As I said, free flow of capital, i.e., convertibility is different from the
other 3 concepts. Why oppose them tooth and nail. There is no reason for
convertibility. The question came up a few months back and no sound
economic reason could be found for having free flow of capital.
> You should concentrate on finding the loopholes thru' which the fruits
> of Indian efforts are leaking out and stop them.
If you have a system where the loopholes are bigger than the system, it is
time to do some soul searching. In india, that is the case now. All thanks
to Nehruvian Socialism.
> I think our undestanding of gold standard and floating rate of exchange
> is diametrically opposite. Gold confers a certain value on the currency
> of a country - floating rate of exchange depends on Speculators.
Floating rate reflects the true worth of a currency. It is the market rate.
Holding it at artificial levels does not solve any problem. It does not
come down because of speculation. If it comes down, it means the
productivity has come down. In case of SEA countries, it did not come
down. It came to its REAL worth. It was highly inflated due to speculation
for the past few years. It is not that these countries have lost anything.
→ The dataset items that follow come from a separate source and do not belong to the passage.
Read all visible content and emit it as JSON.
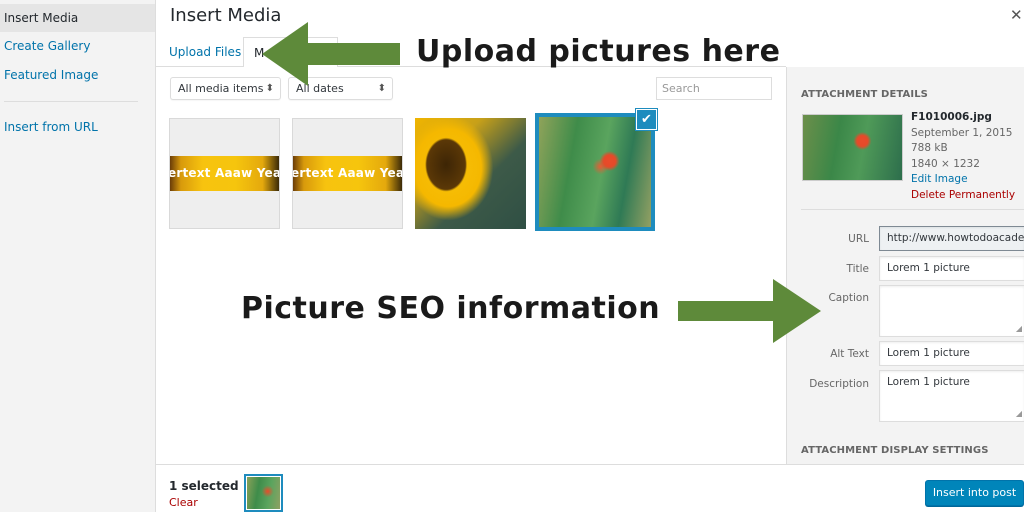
{
  "sidebar": {
    "items": [
      {
        "label": "Insert Media",
        "active": true
      },
      {
        "label": "Create Gallery"
      },
      {
        "label": "Featured Image"
      },
      {
        "label": "Insert from URL"
      }
    ]
  },
  "header": {
    "title": "Insert Media",
    "close_icon": "close-icon"
  },
  "tabs": [
    {
      "label": "Upload Files"
    },
    {
      "label": "Media Library",
      "visible_label": "M",
      "active": true
    }
  ],
  "toolbar": {
    "type_filter": "All media items",
    "date_filter": "All dates",
    "search_placeholder": "Search"
  },
  "media_items": [
    {
      "kind": "banner",
      "caption": "ertext Aaaw Yeaah"
    },
    {
      "kind": "banner",
      "caption": "ertext Aaaw Yeaah"
    },
    {
      "kind": "photo",
      "subject": "sunflower"
    },
    {
      "kind": "photo",
      "subject": "red flower",
      "selected": true
    }
  ],
  "attachment_details": {
    "heading": "ATTACHMENT DETAILS",
    "filename": "F1010006.jpg",
    "date": "September 1, 2015",
    "size": "788 kB",
    "dimensions": "1840 × 1232",
    "edit_link": "Edit Image",
    "delete_link": "Delete Permanently",
    "fields": {
      "url_label": "URL",
      "url_value": "http://www.howtodoacaden",
      "title_label": "Title",
      "title_value": "Lorem 1 picture",
      "caption_label": "Caption",
      "caption_value": "",
      "alt_label": "Alt Text",
      "alt_value": "Lorem 1 picture",
      "description_label": "Description",
      "description_value": "Lorem 1 picture"
    },
    "display_settings_heading": "ATTACHMENT DISPLAY SETTINGS"
  },
  "footer": {
    "selected_count": "1 selected",
    "clear_label": "Clear",
    "insert_button": "Insert into post"
  },
  "annotations": {
    "upload": "Upload pictures here",
    "seo": "Picture SEO information",
    "arrow_color": "#5e8a3a"
  },
  "colors": {
    "accent": "#0073aa",
    "selection": "#1e8cbe",
    "danger": "#a00",
    "primary_button": "#0085ba"
  }
}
They should be happy that they had an inflated lifestyle for at least a few
years. A lifestyle which they did not earn.
(Of course, even this REAL level is better than india's current level.)
> By your statement that Elephants should behave like elehants, you seem
> to mean that India has become a Superpower econo-mically. Well, I would
We have the potential. We have not become one but can definitely become one
> very much like that to come about but as the situation now stands we are
> far from that goal. Our Industries, especially the smaller ones, are not
> in a position to compete with Western institutions. Even a food producer
> such as Sarah Lee is too organized for the Idli-wada South Indian Snack
> sellers. So what do you want ? Do you want all indigenous sellers of
> these cheap snacks to disappear throwing thousands of low-level
> wage-earners on the street
YES!! If there is a demand for idli-vada, they will find alternate
employment. Obviously the millions who consume the idli-vada deserve
consideration over the thousands who sell them. They deserve better
quality. In all probability, what will happen is that they will improve the
quality and it will be safe to eat even at their stalls. If their business
it is because they supplied inferior and dangerous foodstuff. Again, as
long as there is demand for idlis, they will find such jobs.
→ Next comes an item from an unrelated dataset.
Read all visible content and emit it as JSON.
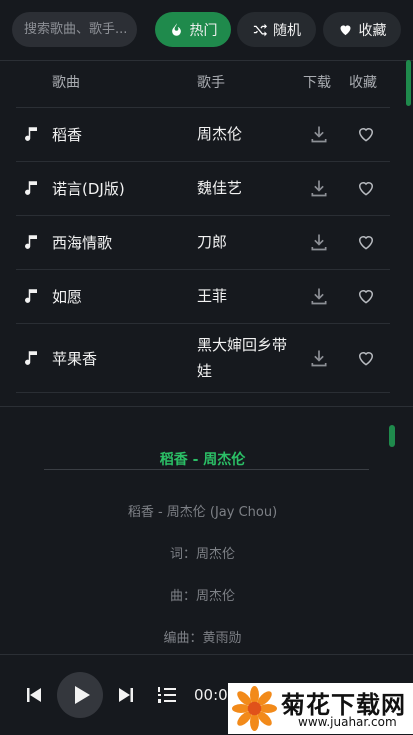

> so that you can justify your intellectual
> prejudices of free market.
"intellectual", "philosophy", "ideology", "welfare", "pro-poor" are all
terms associated with JNU brand economists. Don't you know, those who
support free market economy are selfish people who derive sadistic pleasure
from the misery of the poor. What is more, rich capitalists like Bill Gates
or Rupert Murdoch shoo away those who approach them for charity and USA
never helps nations in crisis!
> This years Noble Prize for Economics has gone to a THINKER who says
> unfettered markets are NOT good.
There is an interview in SUNDAY (before the Nobel was awarded) in which he
says that india has not liberalized enough.